WPA Mural in the Yerington Post Office |
In the mid-1930s and early 40s, Nevada was the beneficiary of several New Deal and WPA (Works Progress Administration, and later, Work Projects Administration) art-related projects. These efforts were part of federal government initiatives designed to put people to work in the aftermath of the Great Depression, which began in late 1929.
Fortunately, a handful of these projects can still be found in the state, including in rural post offices, civic buildings and at Hoover Dam.
Perhaps the most well-known pieces are the “Winged Figures of the Republic,” a pair of large, winged Art Deco-style bronze statues found at Hoover Dam. Measuring 30-feet tall, they are part of a black stone display (which also includes a flagpole) that commemorates the 96 men who died during construction of the dam.
An adjacent plaque reads: “They died to make the desert bloom. The United States of America will continue to remember that many who toiled here found their final rest while engaged in the building of this dam. The United States of America will continue to remember the services of all who labored to clothe with substance the plans of those who first visioned the building of this dam.”
The statues, created in 1934, were the work of artist Oskar J.W. Hansen, a Norwegian-born American artist who also created concrete base relief images on the Nevada and Arizona elevators at the top of the dam.
In addition to Hansen’s work, Nevada is also home to three murals that were created by artists working for what was called the Section of Fine Arts, administered by the Procurement Division of the Treasury Department.
In order of their completion, the first mural was one painted for the then-new Lovelock Post Office in 1940 by artist Ejnar Hansen, a Danish-born painter. Titled “The Uncovering of the Comstock Lode,” the work depicts a trio of prospectors inspecting gold from a wooden sluice.
The oil-on-canvas painting, like many completed at that time for the program, was done in what is described as a “simplified realism” style, which was apparently favored by the department. The mural can still be seen on a wall in the Lovelock Post Office.
The next mural created through the program was “Homestead on the Plain,” an oil-on-canvas painting executed by New York artist Adolph Gottlieb in 1941. The work shows Nevada desert framed by jagged mountains, with a small house, an old car and a rickety shack in the foreground.
According to the website of the Adolph and Ester Gottlieb Foundation, the artist, who lived for time in Arizona, was his interpretation of a typical southwestern landscape that incorporated his Arizona house and Model T car. The work still hangs on the wall of the historic original Yerington Post Office (a new, main post office was built several miles away a few years ago).

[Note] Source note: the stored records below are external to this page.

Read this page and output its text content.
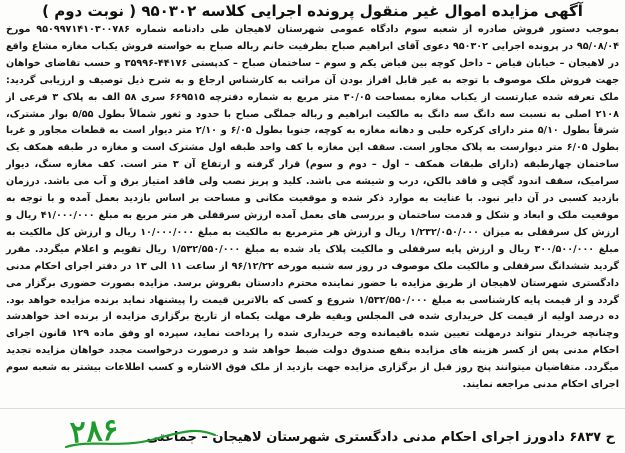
آگهی مزایده اموال غیر منقول پرونده اجرایی کلاسه ۹۵۰۳۰۲ ( نوبت دوم )
بموجب دستور فروش صادره از شعبه سوم دادگاه عمومی شهرستان لاهیجان طی دادنامه شماره ۹۵۰۹۹۷۱۴۱۰۳۰۰۷۸۶ مورخ ۹۵/۰۸/۰۴ در پرونده اجرایی ۹۵۰۳۰۲ دعوی آقای ابراهیم صباح بطرفیت خانم رباله صباح به خواسته فروش یکباب مغازه مشاع واقع در لاهیجان – خیابان فیاض – داخل کوچه بین فیاض یکم و سوم – ساختمان صباح – کدپستی ۴۴۱۷۶-۳۵۹۹۶ و حسب تقاضای خواهان جهت فروش ملک موصوف با توجه به غیر قابل افراز بودن آن مراتب به کارشناس ارجاع و به شرح ذیل توصیف و ارزیابی گردید: ملک تعرفه شده عبارتست از یکباب مغازه بمساحت ۳۰/۰۵ متر مربع به شماره دفترچه ۶۶۹۵۱۵ سری ۵۸ الف به پلاک ۳ فرعی از ۲۱۰۸ اصلی به نسبت سه دانگ سه دانگ به مالکیت ابراهیم و رباله جملگی صباح با حدود و ثغور شمالاً بطول ۵/۵۵ بوار مشترک، شرقاً بطول ۵/۱۰ متر دارای کرکره حلبی و دهانه مغازه به کوچه، جنوبا بطول ۶/۰۵ و ۲/۱۰ متر دیوار است به قطعات مجاور و غربا بطول ۶/۰۵ متر دیوارست به پلاک مجاور است. سقف این مغازه با کف واحد طبقه اول مشترک است و مغازه در طبقه همکف یک ساختمان چهارطبقه (دارای طبقات همکف – اول – دوم و سوم) قرار گرفته و ارتفاع آن ۳ متر است. کف مغازه سنگ، دیوار سرامیک، سقف اندود گچی و فاقد بالکن، درب و شیشه می باشد. کلید و پریز نصب ولی فاقد امتیاز برق و آب می باشد. درزمان بازدید کسبی در آن دایر نبود. با عنایت به موارد ذکر شده و موقعیت مکانی و مساحت بر اساس بازدید بعمل آمده و با توجه به موقعیت ملک و ابعاد و شکل و قدمت ساختمان و بررسی های بعمل آمده ارزش سرقفلی هر متر مربع به مبلغ ۴۱/۰۰۰/۰۰۰ ریال و ارزش کل سرقفلی به میزان ۱/۲۳۲/۰۵۰/۰۰۰ ریال و ارزش هر مترمربع به مالکیت به مبلغ ۱۰/۰۰۰/۰۰۰ ریال و ارزش کل مالکیت به مبلغ ۳۰۰/۵۰۰/۰۰۰ ریال و ارزش پایه سرقفلی و مالکیت پلاک یاد شده به مبلغ ۱/۵۳۲/۵۵۰/۰۰۰ ریال تقویم و اعلام میگردد. مقرر گردید ششدانگ سرقفلی و مالکیت ملک موصوف در روز سه شنبه مورخه ۹۶/۱۲/۲۲ از ساعت ۱۱ الی ۱۳ در دفتر اجرای احکام مدنی دادگستری شهرستان لاهیجان از طریق مزایده با حضور نماینده محترم دادستان بفروش برسد. مزایده بصورت حضوری برگزار می گردد و از قیمت پایه کارشناسی به مبلغ ۱/۵۳۲/۵۵۰/۰۰۰ شروع و کسی که بالاترین قیمت را پیشنهاد نماید برنده مزایده خواهد بود. ده درصد اولیه از قیمت کل خریداری شده فی المجلس وبقیه ظرف مهلت یکماه از تاریخ برگزاری مزایده از برنده اخذ خواهدشد وچنانچه خریدار نتواند درمهلت تعیین شده باقیمانده وجه خریداری شده را پرداخت نماید، سپرده او وفق ماده ۱۲۹ قانون اجرای احکام مدنی پس از کسر هزینه های مزایده بنفع صندوق دولت ضبط خواهد شد و درصورت درخواست مجدد خواهان مزایده تجدید میگردد. متقاضیان میتوانند پنج روز قبل از برگزاری مزایده جهت بازدید از ملک فوق الاشاره و کسب اطلاعات بیشتر به شعبه سوم اجرای احکام مدنی مراجعه نمایند.
ح ۶۸۳۷ دادورز اجرای احکام مدنی دادگستری شهرستان لاهیجان – جماعتی
۲۸۶
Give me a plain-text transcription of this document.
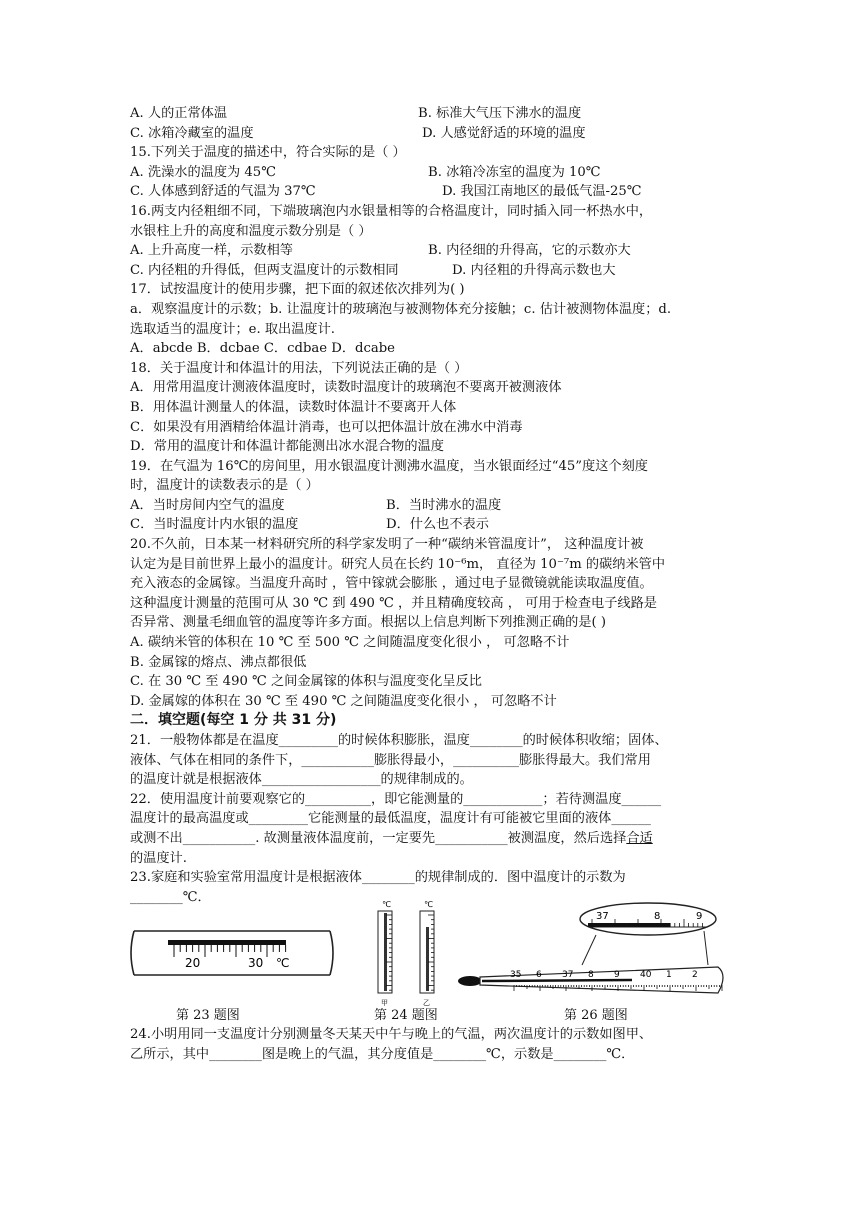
A. 人的正常体温	B. 标准大气压下沸水的温度
C. 冰箱冷藏室的温度	D. 人感觉舒适的环境的温度
15.下列关于温度的描述中，符合实际的是（ ）
A. 洗澡水的温度为 45℃	B. 冰箱冷冻室的温度为 10℃
C. 人体感到舒适的气温为 37℃	D. 我国江南地区的最低气温-25℃
16.两支内径粗细不同，下端玻璃泡内水银量相等的合格温度计，同时插入同一杯热水中，
水银柱上升的高度和温度示数分别是（ ）
A. 上升高度一样，示数相等	B. 内径细的升得高，它的示数亦大
C. 内径粗的升得低，但两支温度计的示数相同	D. 内径粗的升得高示数也大
17．试按温度计的使用步骤，把下面的叙述依次排列为( )
a．观察温度计的示数；b. 让温度计的玻璃泡与被测物体充分接触；c. 估计被测物体温度；d.
选取适当的温度计；e. 取出温度计.
A．abcde B．dcbae C．cdbae D．dcabe
18．关于温度计和体温计的用法，下列说法正确的是（ ）
A．用常用温度计测液体温度时，读数时温度计的玻璃泡不要离开被测液体
B．用体温计测量人的体温，读数时体温计不要离开人体
C．如果没有用酒精给体温计消毒，也可以把体温计放在沸水中消毒
D．常用的温度计和体温计都能测出冰水混合物的温度
19．在气温为 16℃的房间里，用水银温度计测沸水温度，当水银面经过“45”度这个刻度
时，温度计的读数表示的是（ ）
A．当时房间内空气的温度	B．当时沸水的温度
C．当时温度计内水银的温度	D．什么也不表示
20.不久前，日本某一材料研究所的科学家发明了一种“碳纳米管温度计”， 这种温度计被
认定为是目前世界上最小的温度计。研究人员在长约 10⁻⁶m， 直径为 10⁻⁷m 的碳纳米管中
充入液态的金属镓。当温度升高时 ，管中镓就会膨胀 ，通过电子显微镜就能读取温度值。
这种温度计测量的范围可从 30 ℃ 到 490 ℃ ，并且精确度较高 ， 可用于检查电子线路是
否异常、测量毛细血管的温度等许多方面。根据以上信息判断下列推测正确的是( )
A. 碳纳米管的体积在 10 ℃ 至 500 ℃ 之间随温度变化很小 ， 可忽略不计
B. 金属镓的熔点、沸点都很低
C. 在 30 ℃ 至 490 ℃ 之间金属镓的体积与温度变化呈反比
D. 金属嫁的体积在 30 ℃ 至 490 ℃ 之间随温度变化很小 ， 可忽略不计
二．填空题(每空 1 分 共 31 分)
21．一般物体都是在温度_________的时候体积膨胀，温度________的时候体积收缩；固体、
液体、气体在相同的条件下，___________膨胀得最小，__________膨胀得最大。我们常用
的温度计就是根据液体__________________的规律制成的。
22．使用温度计前要观察它的__________，即它能测量的____________；若待测温度______
温度计的最高温度或_________它能测量的最低温度，温度计有可能被它里面的液体______
或测不出___________. 故测量液体温度前，一定要先___________被测温度，然后选择合适
的温度计.
23.家庭和实验室常用温度计是根据液体________的规律制成的．图中温度计的示数为
________℃．
20	30 ℃
℃	℃
甲	乙
37	8	9
35 6 37 8 9 40 1 2
第 23 题图	第 24 题图	第 26 题图
24.小明用同一支温度计分别测量冬天某天中午与晚上的气温，两次温度计的示数如图甲、
乙所示，其中________图是晚上的气温，其分度值是________℃，示数是________℃．
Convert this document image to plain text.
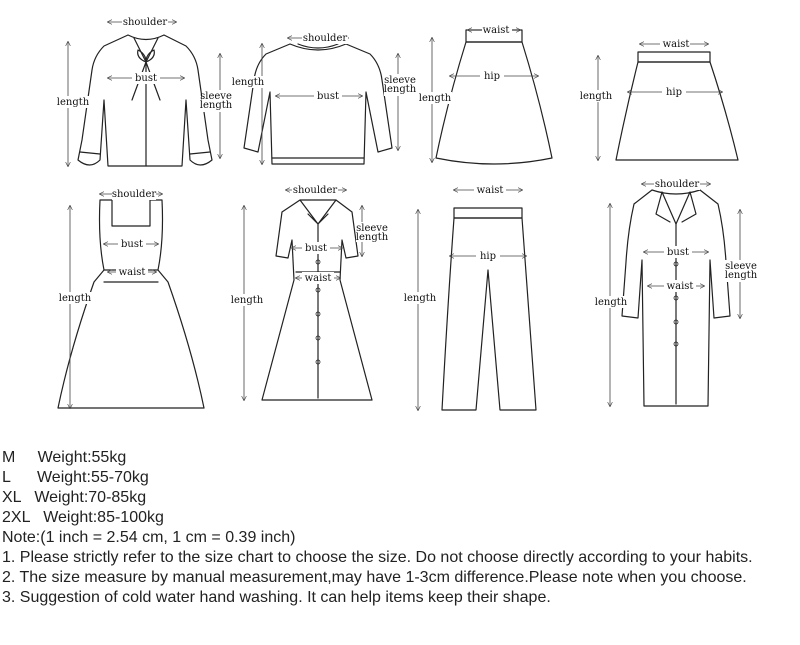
shoulder
bust
length
sleeve
length
shoulder
bust
length	sleeve
length
waist
hip
length
waist
hip
length
shoulder
bust
waist
length
shoulder
bust
waist
length
sleeve
length
waist
hip
length
shoulder
bust
waist
length
sleeve
length
M Weight:55kg
L Weight:55-70kg
XL Weight:70-85kg
2XL Weight:85-100kg
Note:(1 inch = 2.54 cm, 1 cm = 0.39 inch)
1. Please strictly refer to the size chart to choose the size. Do not choose directly according to your habits.
2. The size measure by manual measurement,may have 1-3cm difference.Please note when you choose.
3. Suggestion of cold water hand washing. It can help items keep their shape.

The final completed project was an oil-on-canvas mural created for the Winnemucca Post Office by artist Polly Duncan, of Denver, Colorado in 1942. Titled “Cattle Round-Up,” Duncan’s work imagined several cowboys guiding cattle into a shed while the bulk of the herd is being driven in from a broad expanse of the Nevada landscape.
Like Hansen’s work, Duncan’s painting is done in the folk realist style and uses a Nevada-based theme that resonated with Winnemucca’s ranching culture.
In 1991, the city of Winnemucca acquired the one-story brick post office and converted it into city hall. Despite the change in the building’s use, the mural can still be seen in the main lobby.